How to choose a reliable contracting partner
In exceptional circumstances, criminals are quick to find lines of business that offer opportunities for making money. In the present case, criminal activities can revolve around consulting services or the sale of health care equipment, for example.
We have compiled a three-step checklist that you can use to assess your contracting partner’s reliability.
1) Pay attention to the price and background
- The price of services and commodities is considerably lower than the market price.
- The contracting partner does not have a long business history.
- The company or its representative is not familiar with the product or the market.
- The company is not in the Tax Administration’s registers even if its business activities are extensive.

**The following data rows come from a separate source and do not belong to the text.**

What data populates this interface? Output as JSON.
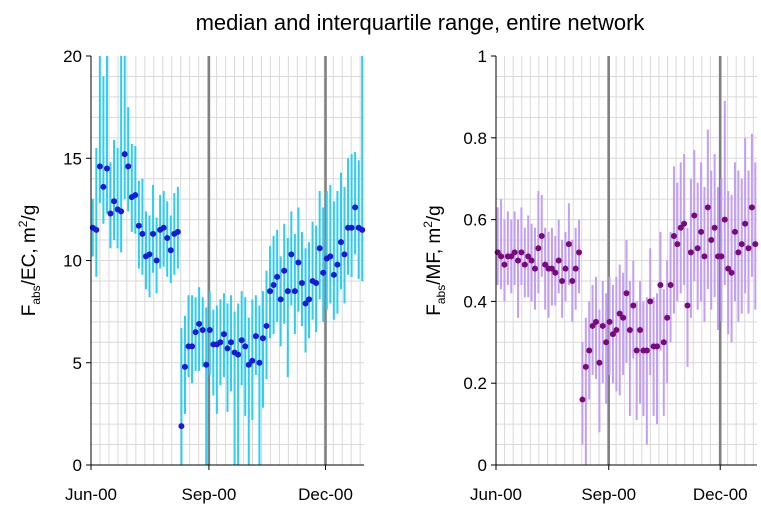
{
  "title": "median and interquartile range, entire network",
  "colors": {
    "left_whisker": "#2ccdf0",
    "left_marker": "#1a1ad6",
    "right_whisker": "#c39ef5",
    "right_marker": "#7a0a7a",
    "grid_minor": "#d9d9d9",
    "grid_major": "#808080",
    "axis": "#000000"
  },
  "chart_data": [
    {
      "type": "scatter",
      "title": "median and interquartile range, entire network",
      "ylabel": {
        "main": "F",
        "sub": "abs",
        "rest": "/EC,  m",
        "sup": "2",
        "end": "/g"
      },
      "ylim": [
        0,
        20
      ],
      "yticks": [
        0,
        5,
        10,
        15,
        20
      ],
      "xlim": [
        "2000-06-01",
        "2000-12-31"
      ],
      "xticks": [
        {
          "date": "2000-06-01",
          "label": "Jun-00"
        },
        {
          "date": "2000-09-01",
          "label": "Sep-00"
        },
        {
          "date": "2000-12-01",
          "label": "Dec-00"
        }
      ],
      "grid": true,
      "series": [
        {
          "kind": "median_with_iqr",
          "median": [
            11.6,
            11.5,
            14.6,
            13.6,
            14.5,
            12.3,
            12.9,
            12.5,
            12.4,
            15.2,
            14.6,
            13.1,
            13.2,
            11.7,
            11.3,
            10.2,
            10.3,
            11.3,
            10.0,
            11.5,
            11.6,
            11.1,
            10.5,
            11.3,
            11.4,
            1.9,
            4.8,
            5.8,
            5.8,
            6.5,
            6.9,
            6.6,
            4.9,
            6.6,
            5.9,
            5.9,
            6.0,
            6.4,
            5.7,
            6.0,
            5.5,
            5.4,
            6.1,
            5.8,
            4.9,
            5.1,
            6.3,
            5.0,
            6.2,
            6.8,
            8.5,
            8.8,
            9.2,
            8.1,
            9.5,
            8.5,
            10.3,
            8.5,
            9.9,
            8.9,
            7.9,
            8.1,
            9.0,
            8.9,
            10.6,
            9.4,
            10.1,
            10.2,
            9.3,
            9.8,
            10.9,
            10.3,
            11.6,
            11.6,
            12.6,
            11.6,
            11.5
          ],
          "q1": [
            10.2,
            9.2,
            12.8,
            11.8,
            12.3,
            10.6,
            11.0,
            10.6,
            10.4,
            13.0,
            12.4,
            11.4,
            11.3,
            9.6,
            9.3,
            8.6,
            8.2,
            9.4,
            8.4,
            9.6,
            9.7,
            9.2,
            8.9,
            9.3,
            9.6,
            0.0,
            2.5,
            4.3,
            4.0,
            4.6,
            4.6,
            4.8,
            0.0,
            4.4,
            3.4,
            2.5,
            3.9,
            4.3,
            2.6,
            3.6,
            0.0,
            0.0,
            3.9,
            2.4,
            0.0,
            2.2,
            4.4,
            0.0,
            2.8,
            4.2,
            6.2,
            6.4,
            7.0,
            5.8,
            6.9,
            4.3,
            7.8,
            6.4,
            7.5,
            6.8,
            5.5,
            6.2,
            7.1,
            6.5,
            8.1,
            7.0,
            7.6,
            7.9,
            7.1,
            7.4,
            8.6,
            7.9,
            9.3,
            9.2,
            10.3,
            9.1,
            9.0
          ],
          "q3": [
            13.0,
            15.5,
            20.0,
            19.0,
            20.0,
            14.8,
            15.9,
            15.5,
            20.0,
            20.0,
            17.5,
            15.7,
            15.6,
            13.9,
            14.0,
            12.4,
            12.2,
            13.7,
            12.1,
            13.2,
            13.4,
            12.9,
            12.2,
            13.3,
            13.6,
            6.7,
            7.3,
            8.3,
            8.3,
            8.2,
            8.7,
            8.2,
            7.7,
            8.5,
            7.6,
            7.8,
            8.1,
            8.4,
            7.9,
            8.3,
            7.5,
            7.9,
            8.5,
            8.2,
            7.2,
            8.1,
            8.3,
            7.8,
            8.5,
            9.5,
            10.7,
            11.2,
            11.5,
            10.2,
            11.8,
            11.1,
            12.4,
            11.3,
            12.6,
            11.4,
            10.6,
            10.9,
            11.9,
            11.7,
            13.4,
            12.6,
            13.4,
            13.7,
            12.9,
            13.4,
            14.3,
            13.6,
            15.0,
            15.2,
            15.3,
            14.9,
            20.0
          ]
        }
      ]
    },
    {
      "type": "scatter",
      "ylabel": {
        "main": "F",
        "sub": "abs",
        "rest": "/MF,  m",
        "sup": "2",
        "end": "/g"
      },
      "ylim": [
        0,
        1
      ],
      "yticks": [
        0,
        0.2,
        0.4,
        0.6,
        0.8,
        1
      ],
      "xlim": [
        "2000-06-01",
        "2000-12-31"
      ],
      "xticks": [
        {
          "date": "2000-06-01",
          "label": "Jun-00"
        },
        {
          "date": "2000-09-01",
          "label": "Sep-00"
        },
        {
          "date": "2000-12-01",
          "label": "Dec-00"
        }
      ],
      "grid": true,
      "series": [
        {
          "kind": "median_with_iqr",
          "median": [
            0.52,
            0.51,
            0.49,
            0.51,
            0.51,
            0.52,
            0.5,
            0.52,
            0.49,
            0.51,
            0.5,
            0.48,
            0.53,
            0.56,
            0.49,
            0.48,
            0.48,
            0.47,
            0.5,
            0.45,
            0.48,
            0.54,
            0.45,
            0.48,
            0.52,
            0.16,
            0.24,
            0.28,
            0.34,
            0.35,
            0.25,
            0.34,
            0.3,
            0.35,
            0.32,
            0.33,
            0.37,
            0.36,
            0.42,
            0.33,
            0.39,
            0.28,
            0.33,
            0.28,
            0.28,
            0.4,
            0.29,
            0.29,
            0.44,
            0.3,
            0.36,
            0.44,
            0.56,
            0.54,
            0.58,
            0.59,
            0.39,
            0.52,
            0.61,
            0.53,
            0.57,
            0.51,
            0.63,
            0.55,
            0.58,
            0.51,
            0.51,
            0.6,
            0.48,
            0.47,
            0.57,
            0.52,
            0.54,
            0.59,
            0.53,
            0.63,
            0.54
          ],
          "q1": [
            0.44,
            0.43,
            0.4,
            0.44,
            0.42,
            0.44,
            0.36,
            0.44,
            0.41,
            0.41,
            0.4,
            0.38,
            0.42,
            0.46,
            0.38,
            0.36,
            0.39,
            0.39,
            0.42,
            0.36,
            0.4,
            0.44,
            0.35,
            0.38,
            0.42,
            0.05,
            0.0,
            0.16,
            0.22,
            0.21,
            0.08,
            0.2,
            0.15,
            0.22,
            0.2,
            0.18,
            0.17,
            0.22,
            0.25,
            0.12,
            0.26,
            0.11,
            0.15,
            0.12,
            0.05,
            0.22,
            0.12,
            0.1,
            0.28,
            0.12,
            0.2,
            0.3,
            0.37,
            0.4,
            0.42,
            0.44,
            0.24,
            0.36,
            0.45,
            0.38,
            0.4,
            0.35,
            0.43,
            0.38,
            0.41,
            0.33,
            0.35,
            0.44,
            0.32,
            0.3,
            0.4,
            0.35,
            0.37,
            0.42,
            0.37,
            0.46,
            0.38
          ],
          "q3": [
            0.63,
            0.65,
            0.6,
            0.62,
            0.6,
            0.62,
            0.6,
            0.63,
            0.58,
            0.61,
            0.59,
            0.58,
            0.67,
            0.66,
            0.58,
            0.57,
            0.58,
            0.56,
            0.6,
            0.55,
            0.57,
            0.64,
            0.55,
            0.58,
            0.6,
            0.3,
            0.36,
            0.4,
            0.44,
            0.46,
            0.38,
            0.45,
            0.42,
            0.46,
            0.44,
            0.46,
            0.49,
            0.47,
            0.55,
            0.45,
            0.5,
            0.4,
            0.45,
            0.4,
            0.41,
            0.53,
            0.41,
            0.42,
            0.57,
            0.43,
            0.5,
            0.57,
            0.73,
            0.69,
            0.74,
            0.76,
            0.58,
            0.7,
            0.77,
            0.69,
            0.74,
            0.68,
            0.82,
            0.72,
            0.76,
            0.68,
            0.7,
            0.89,
            0.67,
            0.66,
            0.74,
            0.72,
            0.7,
            0.8,
            0.72,
            0.81,
            0.74
          ]
        }
      ]
    }
  ]
}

- The company does not give a reliable account of the workforce used for producing the services.
2) Pay attention to procedures
- The contracting partner is represented by someone other than the persons officially in charge of the company.
- The company’s contact persons or those in charge do not change, but the company’s contact or bank account information changes repeatedly.
- The company does not change, but the contact persons or those in charge change and the price drops significantly at the same time.
3) Pay attention to payment arrangements
- The seller insists that even large amounts should be paid in cash.
- You are asked to make a payment to a third party or into a foreign bank account (e.g. tax havens).
- You are asked to split your payment between several bank accounts.
- Payment arrangements seem strange or suspicious.
Statistics give an up-to-date overview of the shadow economy
The Tax Administration works in close cooperation with other official authorities who combat the shadow economy and economic crime, exchanging data on all detected malpractice. Recent statistics show that the actions taken are an effective way of combatting the shadow economy and preventing economic crime.